È stato presentato il rilascio dell'OpenZiti 1.0, un toolkit che consente di integrare nei programmi strumenti per l'interazione di rete distribuita e l'accesso ai servizi in un ambiente di rete isolato. OpenZiti offre la possibilità di distribuire una rete overlay specifica per le applicazioni in fase di sviluppo, operante sopra l'ordinario internet e utilizzante il routing mesh, dove ogni punto della rete è collegato attraverso punti vicini. Il codice del progetto è scritto in Go e distribuito con licenza Apache 2.0. Sono forniti wrapper per i linguaggi C, Go, Python, Swift, Java, Node.js e C#, oltre a strumenti per l'integrazione con applicazioni per la piattaforma Android.
Il sistema OpenZiti è originariamente progettato per costruire reti che garantiscono la protezione e l'isolamento del traffico in ambienti non sicuri, dove i nodi possono essere compromessi (architettura Zero Trust). La tecnologia può essere utilizzata per organizzare la comunicazione con le applicazioni anziché VPN. Il funzionamento della rete è assicurato tramite l'uso di un processo di controllo che gestisce la configurazione della rete, l'autenticazione e la configurazione dei servizi, così come dei nodi autorizzati a fungere da router, formando una rete mesh e effettuando il passaggio del traffico di transito. È possibile aggiungere servizi per il bilanciamento del carico e garantire la resilienza.

L'accesso alla rete overlay è realizzato attraverso speciali edge client, che consentono di accedere dalla rete esterna alla rete overlay costruita tramite OpenZiti. È possibile creare tunnel e proxy per instradare il traffico dalla rete ordinaria alla rete overlay e viceversa, permettendo così l'interazione dall'esterno con le applicazioni che funzionano nella rete overlay e l'accesso a servizi esistenti che non integrano il supporto per la rete overlay.

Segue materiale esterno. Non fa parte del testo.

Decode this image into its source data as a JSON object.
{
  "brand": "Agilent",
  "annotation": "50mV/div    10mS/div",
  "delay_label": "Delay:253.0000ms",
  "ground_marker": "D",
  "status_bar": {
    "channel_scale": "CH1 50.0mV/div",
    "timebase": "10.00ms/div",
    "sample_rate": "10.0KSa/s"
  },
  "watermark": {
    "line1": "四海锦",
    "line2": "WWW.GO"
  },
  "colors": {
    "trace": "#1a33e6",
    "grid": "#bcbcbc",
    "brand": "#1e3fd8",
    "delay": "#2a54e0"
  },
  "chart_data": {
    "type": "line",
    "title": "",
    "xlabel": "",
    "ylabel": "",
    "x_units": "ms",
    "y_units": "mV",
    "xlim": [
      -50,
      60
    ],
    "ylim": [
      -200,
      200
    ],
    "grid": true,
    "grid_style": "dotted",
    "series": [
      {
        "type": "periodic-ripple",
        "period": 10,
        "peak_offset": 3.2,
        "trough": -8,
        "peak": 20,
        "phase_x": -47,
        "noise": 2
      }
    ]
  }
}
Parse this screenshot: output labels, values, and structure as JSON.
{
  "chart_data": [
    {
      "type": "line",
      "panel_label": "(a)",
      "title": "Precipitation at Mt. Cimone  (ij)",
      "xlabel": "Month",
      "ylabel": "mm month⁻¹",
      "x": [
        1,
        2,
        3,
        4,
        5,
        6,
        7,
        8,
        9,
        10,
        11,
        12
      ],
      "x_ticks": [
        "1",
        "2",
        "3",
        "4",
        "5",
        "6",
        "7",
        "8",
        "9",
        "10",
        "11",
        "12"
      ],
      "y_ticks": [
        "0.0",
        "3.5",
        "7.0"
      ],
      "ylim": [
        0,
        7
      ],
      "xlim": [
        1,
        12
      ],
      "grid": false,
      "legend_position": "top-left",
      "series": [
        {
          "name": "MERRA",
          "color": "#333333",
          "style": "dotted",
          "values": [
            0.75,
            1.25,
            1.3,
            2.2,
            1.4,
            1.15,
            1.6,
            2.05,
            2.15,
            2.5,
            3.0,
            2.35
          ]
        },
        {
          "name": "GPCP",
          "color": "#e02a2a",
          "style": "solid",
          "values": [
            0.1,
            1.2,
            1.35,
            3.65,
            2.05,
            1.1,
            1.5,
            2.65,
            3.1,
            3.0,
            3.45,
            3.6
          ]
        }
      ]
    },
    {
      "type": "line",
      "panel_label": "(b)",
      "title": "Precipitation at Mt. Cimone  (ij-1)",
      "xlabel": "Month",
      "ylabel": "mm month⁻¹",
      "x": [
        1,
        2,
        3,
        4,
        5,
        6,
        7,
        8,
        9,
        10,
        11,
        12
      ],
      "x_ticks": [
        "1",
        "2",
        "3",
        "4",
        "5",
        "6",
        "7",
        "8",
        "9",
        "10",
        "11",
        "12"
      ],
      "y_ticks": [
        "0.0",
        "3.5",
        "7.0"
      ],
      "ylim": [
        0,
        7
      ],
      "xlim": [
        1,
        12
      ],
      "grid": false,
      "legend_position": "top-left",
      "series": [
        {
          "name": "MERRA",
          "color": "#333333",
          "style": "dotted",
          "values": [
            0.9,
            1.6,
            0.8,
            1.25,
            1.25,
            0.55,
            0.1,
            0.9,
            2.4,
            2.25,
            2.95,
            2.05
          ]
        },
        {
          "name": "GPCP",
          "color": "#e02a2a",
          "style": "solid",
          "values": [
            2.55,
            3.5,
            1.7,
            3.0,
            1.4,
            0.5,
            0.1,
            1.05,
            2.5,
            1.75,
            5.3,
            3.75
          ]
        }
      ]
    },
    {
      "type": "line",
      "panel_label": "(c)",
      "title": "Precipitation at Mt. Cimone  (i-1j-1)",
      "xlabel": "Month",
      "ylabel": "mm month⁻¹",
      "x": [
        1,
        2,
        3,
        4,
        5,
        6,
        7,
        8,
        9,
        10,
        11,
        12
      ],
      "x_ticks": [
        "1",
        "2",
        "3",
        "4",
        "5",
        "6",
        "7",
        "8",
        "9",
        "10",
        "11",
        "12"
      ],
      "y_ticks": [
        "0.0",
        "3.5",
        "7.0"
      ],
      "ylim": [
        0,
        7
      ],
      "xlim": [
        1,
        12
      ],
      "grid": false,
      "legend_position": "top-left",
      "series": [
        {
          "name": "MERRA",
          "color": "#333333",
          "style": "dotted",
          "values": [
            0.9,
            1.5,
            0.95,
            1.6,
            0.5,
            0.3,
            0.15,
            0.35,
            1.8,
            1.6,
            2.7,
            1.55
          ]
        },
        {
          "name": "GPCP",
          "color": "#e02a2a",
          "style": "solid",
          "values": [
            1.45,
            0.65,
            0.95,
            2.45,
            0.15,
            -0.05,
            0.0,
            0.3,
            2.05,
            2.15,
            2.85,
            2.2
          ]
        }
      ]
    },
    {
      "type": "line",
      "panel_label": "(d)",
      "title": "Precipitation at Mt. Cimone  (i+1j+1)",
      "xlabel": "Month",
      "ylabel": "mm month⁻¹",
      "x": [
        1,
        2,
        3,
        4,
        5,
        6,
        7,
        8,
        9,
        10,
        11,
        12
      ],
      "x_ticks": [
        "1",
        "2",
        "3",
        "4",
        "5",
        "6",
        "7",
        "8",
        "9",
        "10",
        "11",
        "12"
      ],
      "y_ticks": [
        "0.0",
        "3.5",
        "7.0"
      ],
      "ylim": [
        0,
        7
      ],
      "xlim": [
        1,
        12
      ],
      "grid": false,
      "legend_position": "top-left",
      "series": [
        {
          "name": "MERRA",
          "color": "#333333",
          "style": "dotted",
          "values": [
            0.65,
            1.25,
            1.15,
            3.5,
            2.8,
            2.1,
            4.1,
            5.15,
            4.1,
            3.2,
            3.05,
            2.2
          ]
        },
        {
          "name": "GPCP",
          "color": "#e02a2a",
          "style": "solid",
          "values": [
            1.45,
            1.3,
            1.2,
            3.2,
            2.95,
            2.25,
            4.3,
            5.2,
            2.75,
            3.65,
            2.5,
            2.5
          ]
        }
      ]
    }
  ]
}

L'accesso alla rete e il recupero dei dati da server Il DNS è possibile solo dopo l'autenticazione e l'autorizzazione obbligatorie: senza diritti, il cliente non può determinare la disponibilità del servizio né connettersi ad esso. Tutto il traffico è protetto utilizzando mTLS (autenticazione reciproca in cui client e server si autenticano a vicenda) e crittografia end-to-end (ChaCha20-Poly1305), il che significa che la compromissione dei nodi di rete non consentirà di visualizzare il traffico delle applicazioni. Per la crittografia vengono utilizzate le funzioni della libreria libsodium.
Tra le applicazioni popolari che utilizzano OpenZiti, si possono citare la piattaforma di condivisione dati Zrok e l'ecosistema browZer per il deploy di siti in una rete overlay. Oltre a creare applicazioni di rete distribuite, OpenZiti è adatto per costruire reti private per accedere a API chiuse, siti web o database, nascondendo nelle overlay network infrastrutture basate su Kubernetes, e per la gestione remota di sistemi e dispositivi esterni senza configurazione dei firewall e senza ricorrere a VPN.
Nella versione 1.0 di OpenZiti è stata assicurata la stabilità dell'API per router e controller (per i client, la stabilità dell'API era già garantita in precedenza). A partire da questa versione, nell'API e nell'interfaccia da linea di comando sarà supportata la retrocompatibilità; in caso di necessità di rimozione di funzionalità, sarà applicato un processo di pre-transizione in cui verranno classificate come obsolete e verranno eliminate realmente solo in caso di cambiamenti significativi del numero di versione. Nella nuova versione è stato inoltre effettuato un ulteriore testing con simulazione di vari guasti dei componenti di rete (chaos testing), consentendo di verificare la stabilità della rete in caso di situazioni anomale e la capacità di tornare al normale funzionamento dopo il ripristino dei componenti guastati.